Özellikle “paşa oğlum” ve “sultan kızım” tavırlarıyla büyütülen nesilde, özgüven zannedilen, kendi fikirlerini aşırı beğenme probleminin kabulü önemlidir. Problemi daha gençlik yaşlarında kabul edip çözmeyenler, ileride kendilerini, iş hayatının güçle ilişkilendirilen kısır döngüsünün içinde yalnız kalmış kişisi olarak bulabilirler. Hatayı kabul etmek, çözümün yarısıdır.
- Duyguları çeşitlendirme: Kendi fikirlerine aşırı derecede sarılma hissiyatında olmanın temelinde, karşı fikirlere empati kuramama problemi vardır. Siz de kendinizi böyle durumlarda fazlaca buluyorsanız, duygularınızı çeşitlendirmeye çalışın. Çevrenizdeki hayatları ve insanları izlerken, onların acılarını, sevinçlerini, kendi acılarınız ve sevinçleriniz gibi yaşamaya çalışın. Muhabbetine güvendiğiniz birinin hislerine odaklanın. Bu şekilde, onun hisleriyle kendi duygularınızı da çeşitlendirmeye çalışın.
Duygu çeşitlendirmesini yaşamadan bir yönetici olduğunuzda, muhtemelen, çalıştığınız insanlara karşı dikkat çekecek derecede bir empati yoksunluğu sergileyebilirsiniz. İnsanların duygularına karşı, gerçek bir empati gösteremediğinizde, problem yaşadığınızı görür ve bunu aşmaya çalışırsınız. O kişinin minnettarlığını kazanmak ve kendi gereksiniminiz doğrultusunda davranmaya teşvik etmek, hep “-mış” gibi yapılan sunî davranışlardan olacaktır.
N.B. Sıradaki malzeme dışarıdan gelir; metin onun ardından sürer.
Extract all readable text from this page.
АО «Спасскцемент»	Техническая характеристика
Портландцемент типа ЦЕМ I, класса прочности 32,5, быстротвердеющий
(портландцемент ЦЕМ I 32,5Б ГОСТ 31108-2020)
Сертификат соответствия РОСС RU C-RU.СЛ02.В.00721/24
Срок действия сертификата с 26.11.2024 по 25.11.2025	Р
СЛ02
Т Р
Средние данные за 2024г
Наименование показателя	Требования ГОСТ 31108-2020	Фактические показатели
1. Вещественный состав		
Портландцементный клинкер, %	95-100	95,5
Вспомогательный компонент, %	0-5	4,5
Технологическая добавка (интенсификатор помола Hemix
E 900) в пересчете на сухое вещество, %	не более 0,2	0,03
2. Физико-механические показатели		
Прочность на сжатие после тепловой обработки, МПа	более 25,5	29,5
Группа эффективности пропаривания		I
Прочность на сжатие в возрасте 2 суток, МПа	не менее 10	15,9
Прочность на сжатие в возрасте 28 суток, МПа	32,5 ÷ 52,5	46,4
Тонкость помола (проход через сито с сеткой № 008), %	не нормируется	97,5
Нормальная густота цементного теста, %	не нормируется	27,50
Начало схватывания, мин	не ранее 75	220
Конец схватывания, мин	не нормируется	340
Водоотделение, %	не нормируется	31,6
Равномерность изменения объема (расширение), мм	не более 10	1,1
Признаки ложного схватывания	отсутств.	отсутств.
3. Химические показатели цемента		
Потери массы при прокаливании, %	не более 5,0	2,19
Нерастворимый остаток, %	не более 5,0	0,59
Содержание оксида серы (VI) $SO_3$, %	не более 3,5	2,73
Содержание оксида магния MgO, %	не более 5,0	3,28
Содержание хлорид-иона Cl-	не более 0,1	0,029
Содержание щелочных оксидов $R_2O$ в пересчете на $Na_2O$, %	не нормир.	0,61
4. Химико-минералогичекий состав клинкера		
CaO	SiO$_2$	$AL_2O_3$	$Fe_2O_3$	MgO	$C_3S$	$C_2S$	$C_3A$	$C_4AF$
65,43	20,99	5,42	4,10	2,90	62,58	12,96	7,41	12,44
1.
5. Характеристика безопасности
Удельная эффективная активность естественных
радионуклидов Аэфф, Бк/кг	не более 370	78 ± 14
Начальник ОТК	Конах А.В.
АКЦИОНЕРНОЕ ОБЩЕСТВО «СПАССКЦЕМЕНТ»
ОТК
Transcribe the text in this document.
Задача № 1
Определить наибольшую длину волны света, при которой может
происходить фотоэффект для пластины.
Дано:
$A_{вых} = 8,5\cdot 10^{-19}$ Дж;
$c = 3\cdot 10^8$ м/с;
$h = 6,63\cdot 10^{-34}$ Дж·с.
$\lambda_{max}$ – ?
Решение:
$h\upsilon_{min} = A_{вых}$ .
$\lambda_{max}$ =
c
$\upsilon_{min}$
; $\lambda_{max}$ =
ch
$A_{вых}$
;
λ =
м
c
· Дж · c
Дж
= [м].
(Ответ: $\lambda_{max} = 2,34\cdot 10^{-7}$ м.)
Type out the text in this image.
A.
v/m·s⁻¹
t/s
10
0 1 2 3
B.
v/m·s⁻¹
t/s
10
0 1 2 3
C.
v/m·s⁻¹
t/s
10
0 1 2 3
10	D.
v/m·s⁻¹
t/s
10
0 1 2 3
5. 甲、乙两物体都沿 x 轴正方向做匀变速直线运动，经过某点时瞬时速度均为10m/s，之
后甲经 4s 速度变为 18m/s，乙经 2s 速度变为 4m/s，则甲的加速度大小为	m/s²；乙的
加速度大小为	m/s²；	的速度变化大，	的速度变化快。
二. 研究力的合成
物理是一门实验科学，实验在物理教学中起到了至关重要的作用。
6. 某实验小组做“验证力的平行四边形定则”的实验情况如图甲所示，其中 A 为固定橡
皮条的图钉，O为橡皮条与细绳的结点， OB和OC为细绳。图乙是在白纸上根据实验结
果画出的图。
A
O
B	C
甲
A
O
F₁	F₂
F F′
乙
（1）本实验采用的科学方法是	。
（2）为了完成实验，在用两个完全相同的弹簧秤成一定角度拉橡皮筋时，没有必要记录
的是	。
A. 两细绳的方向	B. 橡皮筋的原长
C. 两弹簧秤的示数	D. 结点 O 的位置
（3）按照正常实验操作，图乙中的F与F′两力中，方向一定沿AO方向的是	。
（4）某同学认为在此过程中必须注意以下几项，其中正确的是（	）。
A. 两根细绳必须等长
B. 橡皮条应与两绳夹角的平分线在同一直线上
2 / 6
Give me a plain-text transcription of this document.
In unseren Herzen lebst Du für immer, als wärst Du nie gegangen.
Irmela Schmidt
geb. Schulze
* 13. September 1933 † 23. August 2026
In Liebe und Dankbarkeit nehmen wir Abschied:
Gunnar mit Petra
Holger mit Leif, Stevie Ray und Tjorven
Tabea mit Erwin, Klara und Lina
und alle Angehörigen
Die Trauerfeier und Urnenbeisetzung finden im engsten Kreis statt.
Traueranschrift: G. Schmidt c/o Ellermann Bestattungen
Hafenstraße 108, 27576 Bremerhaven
O yüzden bu problem, gençlik yıllarında çözülürse, ileri yaşlarda insan üzerinde yapmacık durmaz.
- Sıradanlığınızı yakalayın: Başkalarının fikirlerini önemsemediğiniz, kendinize fazlaca odaklandığınız durumlarda yalnız kalırsınız. İş ve dünya hayatında fikirleriniz ve duygularınız yüzünden yalnız kalmak istemiyorsanız, sıradanlığınıza kafa yormanız icap edebilir. Sıradan ve başarısız olmak, sizi derin bir hüzne düşürüyorsa bunu inkâr etmeyin, bu durumunuzu fark etmeye çalışın.
Sanılanın aksine “sıradan” gibi davranmak, sade olmak, kötü değildir. Sıradanlığınızı kabul etmek aslında özgüveninizin yerinde olduğunu gösterir. Sıradan bir insan gibi davranarak işlerinize odaklandığınızda dışarıdan “özgüveni yüksek” görünürsünüz. Tersi olduğu durumda, yani özgüveni yüksek gibi görünmeye çalıştığınızda, aksine insanlar sizin özgüven problemi yaşadığınızı düşünecektir.
- Fayda sağlayan taraf olun: Şirketler ya da insanlar, karşı tarafın ihtiyaçlarına ve hislerine odaklanmadıklarında, sürekli başkalarının üzerinden pirim yapıyormuş gibi görünebilirler. Böyle davranan şayet yönetici ise çalışanları, çalışan ise iş arkadaşları, sürekli kendilerinden fayda sağlamaya çalışan birinin mutsuzluğunu duyarlar. Siz de böyle biri olduğunuzu düşünüyorsanız, kendinizi hayatta sürekli faydaları toplayan taraf olarak değil, insanlara fayda sağladığında mutlu olan insan olarak konumlandırmaya çalışın.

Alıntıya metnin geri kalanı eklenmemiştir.